The famous and prolific philosopher, Jean Paul Sartre has written in his play „Huis Clos“ (1944) that the most important thing you cannot go by is a human mirror, that your being is reflected (though it also can make your life hell – thus the famous quote „Hell is Other People“). While thus rings truth, it seems to be the worry of the wealthy (as goes a German proverb). Because to come up with that Sartre needed time. To think, to develop, to phrase, to think again. But for him, the bourgeois although leftist male writer the fact of having time was a matter of course – as it was for many of his documented ancestors in the last two thousand years and even before that (Aristotle died 322 BC). For writing and thinking you needed to have time – that comes with money and a certain independence. One of the more common explanations, why there were so few female writers before the dawn of the 20th century, is, that women simply didn’t have the time. British writer Jane Austen was admired not only for her body of work but also the fact, that she managed to write down some lucid thoughts during the 10-minutes periods while she indeed had the living room for herself and did not have to entertain guests or attend to her nieces and nephews as was her position as an unmarried woman – living alternately with one of her married siblings.

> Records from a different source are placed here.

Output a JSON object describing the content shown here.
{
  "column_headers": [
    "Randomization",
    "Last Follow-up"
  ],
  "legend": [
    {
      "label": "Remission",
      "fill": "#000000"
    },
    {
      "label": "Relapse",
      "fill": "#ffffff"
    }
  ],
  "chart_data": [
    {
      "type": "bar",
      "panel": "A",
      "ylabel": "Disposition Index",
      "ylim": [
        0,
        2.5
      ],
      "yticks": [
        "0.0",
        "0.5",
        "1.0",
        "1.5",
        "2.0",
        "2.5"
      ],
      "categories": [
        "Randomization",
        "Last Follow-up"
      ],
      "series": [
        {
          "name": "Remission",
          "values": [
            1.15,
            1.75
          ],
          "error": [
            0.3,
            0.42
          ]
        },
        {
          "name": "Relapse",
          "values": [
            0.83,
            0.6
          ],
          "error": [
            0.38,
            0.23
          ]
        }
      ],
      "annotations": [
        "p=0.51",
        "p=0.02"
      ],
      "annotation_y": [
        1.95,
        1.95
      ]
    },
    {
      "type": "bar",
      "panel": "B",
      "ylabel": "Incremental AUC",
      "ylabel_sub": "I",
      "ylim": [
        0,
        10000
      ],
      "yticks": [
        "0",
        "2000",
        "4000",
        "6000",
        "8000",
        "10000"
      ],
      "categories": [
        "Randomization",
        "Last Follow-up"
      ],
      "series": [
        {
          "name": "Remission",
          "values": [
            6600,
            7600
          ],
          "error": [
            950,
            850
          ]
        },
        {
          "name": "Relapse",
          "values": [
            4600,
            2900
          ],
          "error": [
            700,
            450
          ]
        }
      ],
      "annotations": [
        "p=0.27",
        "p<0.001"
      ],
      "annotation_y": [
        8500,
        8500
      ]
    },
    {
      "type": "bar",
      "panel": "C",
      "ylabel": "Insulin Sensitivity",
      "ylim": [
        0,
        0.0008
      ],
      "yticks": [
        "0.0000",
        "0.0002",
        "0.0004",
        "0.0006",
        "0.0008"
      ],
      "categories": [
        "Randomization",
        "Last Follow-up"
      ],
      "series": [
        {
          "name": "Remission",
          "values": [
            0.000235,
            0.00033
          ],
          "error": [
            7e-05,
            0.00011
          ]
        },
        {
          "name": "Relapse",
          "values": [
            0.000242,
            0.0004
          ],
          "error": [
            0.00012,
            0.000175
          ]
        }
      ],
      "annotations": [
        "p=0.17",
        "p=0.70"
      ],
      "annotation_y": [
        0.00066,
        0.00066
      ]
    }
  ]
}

Fifteen years before Sartre published „Huis Clos“ in France, somewhere in Great Britain, one of the greatest writers of all time, Virginia Wolf published her essay „A Room Of One`s Own“, which was and still is widely received not only as an anti-fascist and anti-imperialist essay but also as a feministic lighthouse, women being by gender already member of some kind of precariat. Virginia Wolf argues in „A Room Of One’s Own“ that women – in order to write – need money and a room of one’s own. Roughly translated: Time.
We have been to many a newsroom in our whirlwind tour through the US. Time, money and some space of one’s own are still major issues. Nowadays journalists battle not only on the front of holding on to a job, but within most news organisations with the pressure of having as much output as possible. Quantity beats quality – that seems to be the general notion. „It does not have to be good. Just write something“, is the most horrible phrase you can say to a writer. Fill the paper. Fill the homepage. Fill the blog. Output output output.
Let me be clear: I can write as fast as anybody. I have –as any other journalist with some years of experience – a blueprint in my head for any story. Header, first phrase, second, etc.. But I prefer not to use the ready-made skeletons because anybody could do that. In fact, everybody with pressure and no time does that. No wonder that some papers have a hard time holding on to their readers. No wonder that a lot of potential readers tend to read some free blogs with at least a newish idea than running the risk of getting the same old warmed up stories and opinions over and over again in the news-outlet of your choice.